Polyclonal antibodies were raised to synthetic peptides having amino acid sequences corresponding with the N‐ or C‐terminal part of the γ‐aminobutyric acid A (GABA A ) receptor α 5 ‐subunit. These anti‐peptide α 5 (2–10) or anti‐peptide α 5 (427–433) antibodies reacted specifically with GABA A receptors purified from the brains of 5–10‐day‐old rats in an enzyme‐linked immunosorbent assay and were able to dose‐dependently immunoprecipitate up to 6.3 or 13.1% of the GABA A receptors present in the incubation, respectively. In immunoblots, each of these antibodies reacted with the same two protein bands with apparent molecular mass of 53 or 57 kDa. After exhaustive treatment of purified GABA A receptors with N ‐Glycanase, each of these antibodies identified two proteins with apparent molecular masses of 46 and 48 kDa.
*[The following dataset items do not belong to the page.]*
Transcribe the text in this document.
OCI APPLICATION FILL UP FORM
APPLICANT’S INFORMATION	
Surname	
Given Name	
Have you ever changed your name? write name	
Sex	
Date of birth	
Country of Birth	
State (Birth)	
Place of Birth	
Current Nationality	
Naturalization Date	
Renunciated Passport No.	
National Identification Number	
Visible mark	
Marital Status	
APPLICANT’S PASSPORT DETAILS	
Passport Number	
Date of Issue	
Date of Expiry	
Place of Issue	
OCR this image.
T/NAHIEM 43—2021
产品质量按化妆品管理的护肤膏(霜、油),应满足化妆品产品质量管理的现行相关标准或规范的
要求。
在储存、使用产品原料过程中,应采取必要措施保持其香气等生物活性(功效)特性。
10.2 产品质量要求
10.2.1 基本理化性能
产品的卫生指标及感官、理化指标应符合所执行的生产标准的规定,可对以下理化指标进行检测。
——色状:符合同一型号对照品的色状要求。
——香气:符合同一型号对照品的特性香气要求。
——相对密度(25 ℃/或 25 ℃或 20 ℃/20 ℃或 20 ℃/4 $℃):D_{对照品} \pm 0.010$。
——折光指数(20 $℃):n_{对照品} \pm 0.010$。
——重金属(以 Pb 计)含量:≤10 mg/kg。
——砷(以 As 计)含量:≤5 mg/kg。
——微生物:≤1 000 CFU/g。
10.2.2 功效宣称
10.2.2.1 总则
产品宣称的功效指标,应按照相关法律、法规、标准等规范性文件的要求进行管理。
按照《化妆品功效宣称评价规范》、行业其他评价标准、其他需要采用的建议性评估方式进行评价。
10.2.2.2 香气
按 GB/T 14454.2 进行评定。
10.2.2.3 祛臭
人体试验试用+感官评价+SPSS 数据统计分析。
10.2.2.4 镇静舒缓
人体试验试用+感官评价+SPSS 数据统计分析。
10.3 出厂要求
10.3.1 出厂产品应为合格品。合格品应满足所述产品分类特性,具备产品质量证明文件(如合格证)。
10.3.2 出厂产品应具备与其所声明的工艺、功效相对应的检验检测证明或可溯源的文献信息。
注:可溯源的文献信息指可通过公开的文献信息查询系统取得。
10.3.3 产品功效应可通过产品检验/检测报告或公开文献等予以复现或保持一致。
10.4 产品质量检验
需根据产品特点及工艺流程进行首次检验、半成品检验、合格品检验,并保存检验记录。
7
Additional treatment of GABA A receptors with neuraminidase and O ‐Glycanase resulted in an apparently single protein with molecular mass of 47 kDa, which again was identified by both the anti‐peptide α 5 (2–10) and the anti‐peptide α 5 (427–433) antibody. These results indicate the existence of at least two different α 5 ‐sub‐units of the GABA A receptor that differ in their carbohydrate content. In contrast to other α‐ or β‐subunits of GABA A receptors so far investigated, at least one of these two α 5 ‐subunits contains O‐linked carbohydrates.